Indian American Amit Bhardwaj of San Ramon, Calif., Sentenced to 24 Months Prison Term for Insider Trading
- The former Lumentum Executive misappropriated information about impending corporate transactions to trade on that information and tip his associates.
An Indian American man from California was sentenced to 24 months in prison and ordered to pay a fine of nearly $1 million for his participation in a scheme to commit insider trading, the Department of Justice announced last week. Amit Bhardwaj, a former Chief Information Security Officer at Lumentum Holdings Inc., misappropriated information about impending corporate transactions to trade on that information and tip his associates.
According to Damian Williams, the United States Attorney for the Southern District of New York, Bhardwaj, 49, of San Ramon, “violated the trust placed in him by his employer by tipping his associates with valuable, non-public information regarding Lumentum’s planned corporate acquisitions.”
According to the allegations in the indictment and statements made in public court proceedings, Bhardwaj learned in December 2020 that his company was “considering acquiring” Coherent, Inc. Based on this information, he purchased Coherent stock and call options, then tipped three associates. The trio, which included his friend Dhirenkumar Patel, another friend, and one of Bhardwaj’s close family relatives, “traded in Coherent securities, and agreed that that Patel would pay Bhardwaj 50% of the profits that he earned by the trading. “When Coherent’s stock price increased substantially following the announcement of the Lumentum acquisition,” the trio “closed their positions in Coherent securities and collectively profited by nearly $900,000,” the DOJ said.
A few months later, in October 2021, when Bhardwaj came to know about Lumentum’s potential acquisition of Neophotonics Corporation, he provided this information to Srinivasa Kakkera, Abbas Saeedi, and Ramesh Chitor. They subsequently traded in Neophotonics securities. In connection to that trading, Chitor and Bhardwaj agreed thatvthe two of them would split the profits equally. When Neophotonics’s stock price increased substantially following the announcement they closed their positions in Neophotonics securities and “collectively made approximately $4.3 million in realized and unrealized profits.”

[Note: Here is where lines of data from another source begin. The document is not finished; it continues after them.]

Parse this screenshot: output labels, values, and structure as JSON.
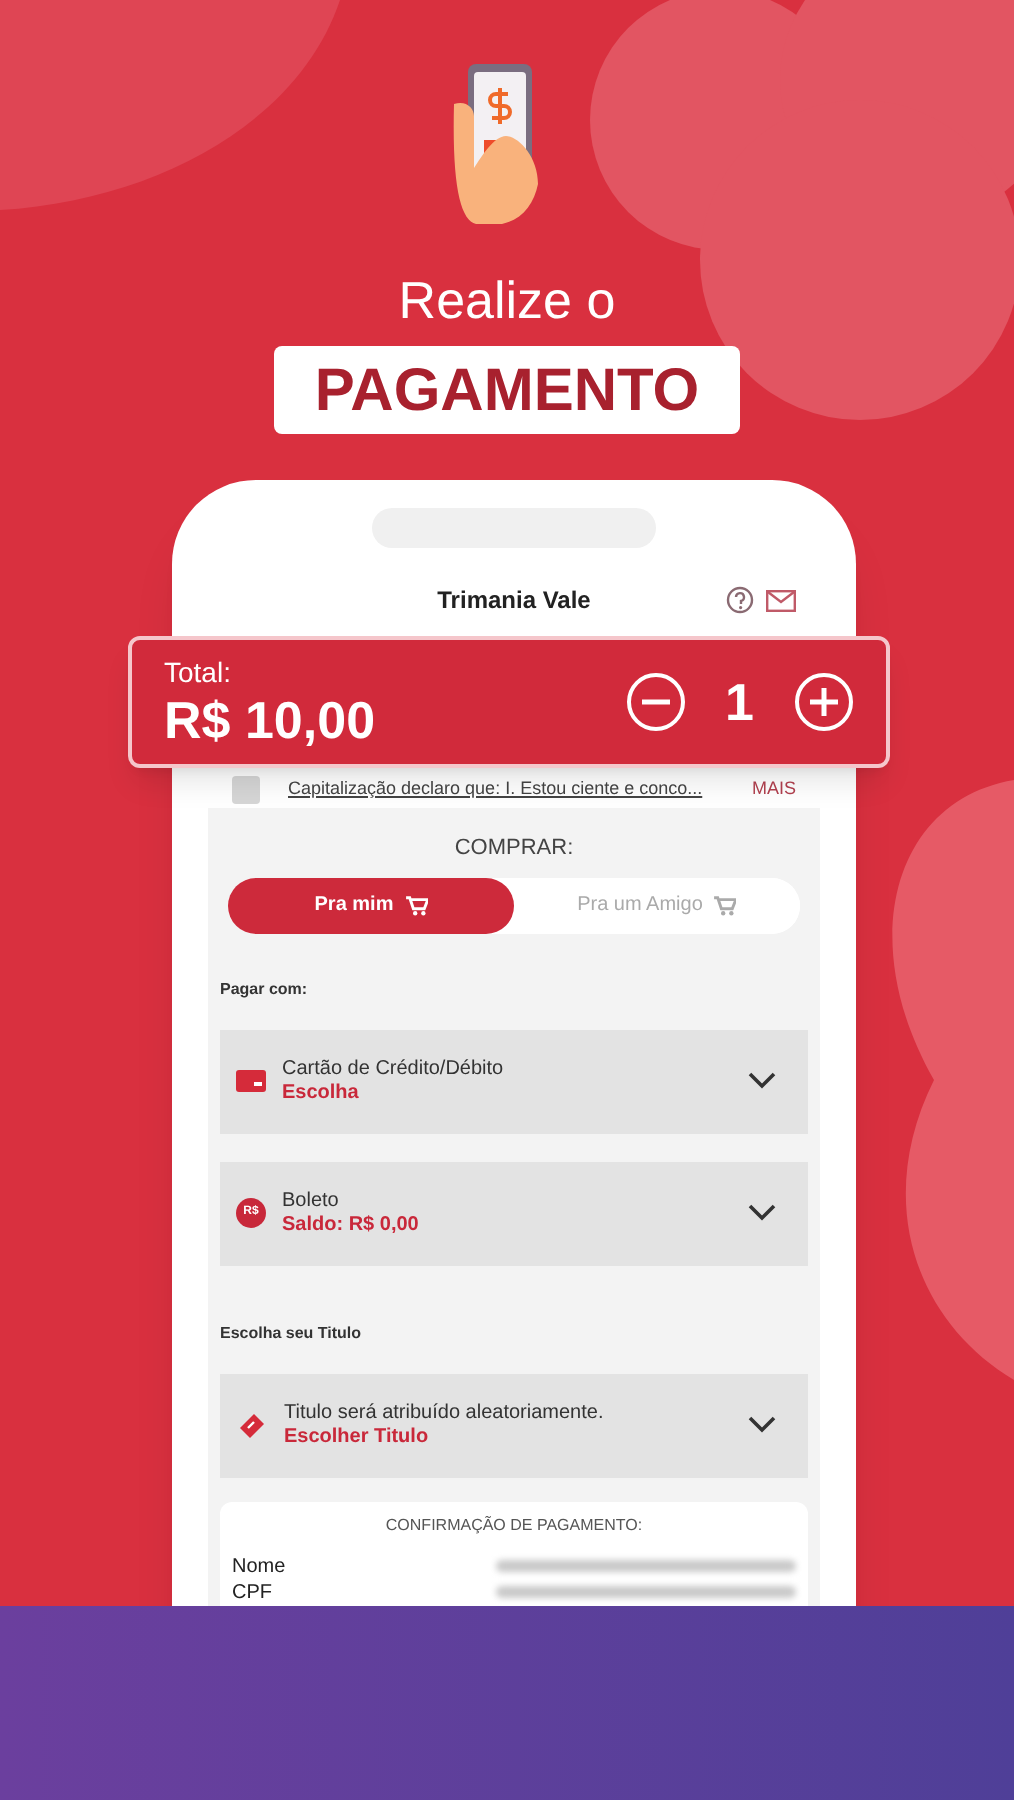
{
  "headline": {
    "line_1": "Realize o",
    "line_2": "PAGAMENTO"
  },
  "app": {
    "title": "Trimania Vale",
    "terms": {
      "text": "Capitalização declaro que: I. Estou ciente e conco...",
      "more": "MAIS",
      "checked": false
    },
    "buy": {
      "label": "COMPRAR:",
      "tabs": [
        {
          "label": "Pra mim",
          "selected": true
        },
        {
          "label": "Pra um Amigo",
          "selected": false
        }
      ]
    },
    "pay_label": "Pagar com:",
    "payment_options": [
      {
        "kind": "card",
        "title": "Cartão de Crédito/Débito",
        "subtitle": "Escolha"
      },
      {
        "kind": "boleto",
        "icon_text": "R$",
        "title": "Boleto",
        "subtitle": "Saldo: R$ 0,00"
      }
    ],
    "title_label": "Escolha seu Titulo",
    "title_option": {
      "kind": "ticket",
      "title": "Titulo será atribuído aleatoriamente.",
      "subtitle": "Escolher Titulo"
    },
    "confirmation": {
      "heading": "CONFIRMAÇÃO DE PAGAMENTO:",
      "rows": [
        {
          "label": "Nome"
        },
        {
          "label": "CPF"
        }
      ]
    }
  },
  "total_bar": {
    "label": "Total:",
    "amount": "R$ 10,00",
    "quantity": "1"
  }
}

After they were interviewed by the Federal Bureau of Investigation voluntarily and served with federal grand jury subpoenas in March 2022, Bhardwaj took steps to obstruct the federal investigation of their conduct. He drove to the homes of certain of his co-conspirators to encourage them not to tell the federal authorities the truth about their insider trading scheme. He and his associates subsequently met in person on multiple occasions and discussed, among other things, potential false stories that would conceal their insider trading scheme. They also created false documents to buttress lies regarding payments that were, in reality, related to the insider trading scheme.